To upgrade VMware Telco Cloud Automation in an airgap environment, the airgap server must host all the dependent images and packages of the target version and the current version.
Ensure that the new airgap server contains the same domain name as the existing one. Also, VMware Telco Cloud Automation must be able to verify the certificates of the new airgap server without updating the CA certificates configured on the clusters.
- Cluster creation.
- Management Cluster deletion.
- Node Pool creation.
- Cluster scale out.
- CNF instantiation.
During replacement, pulling images for these activities can fail as the connection is broken or the airgap server IP is unreachable temporarily. Kubernetes reconciles these failures after you replace the airgap server.
To avoid this temporary impact, you can adopt a high availability (HA) architecture for the airgap server. Deploy multiple airgap servers and expose a single virtual server through a third party load balancer. You can set the virtual server as HTTPS offloading or HTTPS passthrough. HTTPS offloading stops the SSL connection and HTTPS passthrough stops the TCP connection.

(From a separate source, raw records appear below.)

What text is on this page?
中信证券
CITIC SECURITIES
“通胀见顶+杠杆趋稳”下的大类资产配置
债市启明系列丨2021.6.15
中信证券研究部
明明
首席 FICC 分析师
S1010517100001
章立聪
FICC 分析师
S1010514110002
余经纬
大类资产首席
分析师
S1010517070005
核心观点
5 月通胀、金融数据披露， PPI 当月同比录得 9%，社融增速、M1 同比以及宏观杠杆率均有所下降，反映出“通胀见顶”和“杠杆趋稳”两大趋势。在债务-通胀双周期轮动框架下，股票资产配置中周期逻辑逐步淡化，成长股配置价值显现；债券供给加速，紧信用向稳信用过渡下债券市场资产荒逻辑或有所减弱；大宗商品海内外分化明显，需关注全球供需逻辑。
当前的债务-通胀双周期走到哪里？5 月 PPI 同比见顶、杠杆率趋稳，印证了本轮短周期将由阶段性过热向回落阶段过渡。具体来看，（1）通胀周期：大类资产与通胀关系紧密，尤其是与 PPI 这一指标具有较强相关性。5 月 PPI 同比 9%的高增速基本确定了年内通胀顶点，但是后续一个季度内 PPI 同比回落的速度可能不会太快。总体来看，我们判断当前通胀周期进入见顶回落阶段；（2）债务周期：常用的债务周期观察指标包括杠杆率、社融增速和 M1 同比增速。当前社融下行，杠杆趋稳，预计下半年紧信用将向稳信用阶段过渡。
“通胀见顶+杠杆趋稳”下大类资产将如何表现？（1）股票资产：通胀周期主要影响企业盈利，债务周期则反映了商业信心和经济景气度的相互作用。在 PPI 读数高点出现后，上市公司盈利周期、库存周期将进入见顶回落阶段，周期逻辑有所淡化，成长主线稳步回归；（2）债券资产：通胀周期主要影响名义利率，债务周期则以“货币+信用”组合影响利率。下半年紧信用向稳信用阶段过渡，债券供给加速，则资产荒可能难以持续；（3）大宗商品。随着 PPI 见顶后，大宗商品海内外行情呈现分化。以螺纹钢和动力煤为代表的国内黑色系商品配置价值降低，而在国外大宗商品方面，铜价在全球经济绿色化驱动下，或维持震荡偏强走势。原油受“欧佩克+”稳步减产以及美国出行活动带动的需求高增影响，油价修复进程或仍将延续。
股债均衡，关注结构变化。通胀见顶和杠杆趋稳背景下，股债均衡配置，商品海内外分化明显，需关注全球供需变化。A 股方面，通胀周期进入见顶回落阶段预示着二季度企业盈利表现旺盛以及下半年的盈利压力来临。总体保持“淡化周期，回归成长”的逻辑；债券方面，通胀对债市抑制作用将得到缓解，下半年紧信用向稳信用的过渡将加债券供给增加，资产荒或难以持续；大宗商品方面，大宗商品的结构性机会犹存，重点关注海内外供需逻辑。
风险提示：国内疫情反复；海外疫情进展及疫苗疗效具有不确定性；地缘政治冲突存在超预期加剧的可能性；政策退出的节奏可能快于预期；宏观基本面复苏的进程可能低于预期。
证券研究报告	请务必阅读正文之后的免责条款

If there is no requirement to inspect or manipulate the http-level signatures of the airgap server image, package, and Helm charts downloading traffic, configure load balancer with HTTPS passthrough.
- Add the new airgap server virtual machine that contains the images, Helm charts, and packages into the load balancer airgap server pool.
- In the load balancer configuration, deactivate the existing airgap server by changing its state to Disabled. The load balancer server does not schedule any new requests to the deactivated server. However, it continues to process existing HTTP requests.
- Remove the previous version of the airgap server from the load balancer server pool and delete the airgap server virtual machine.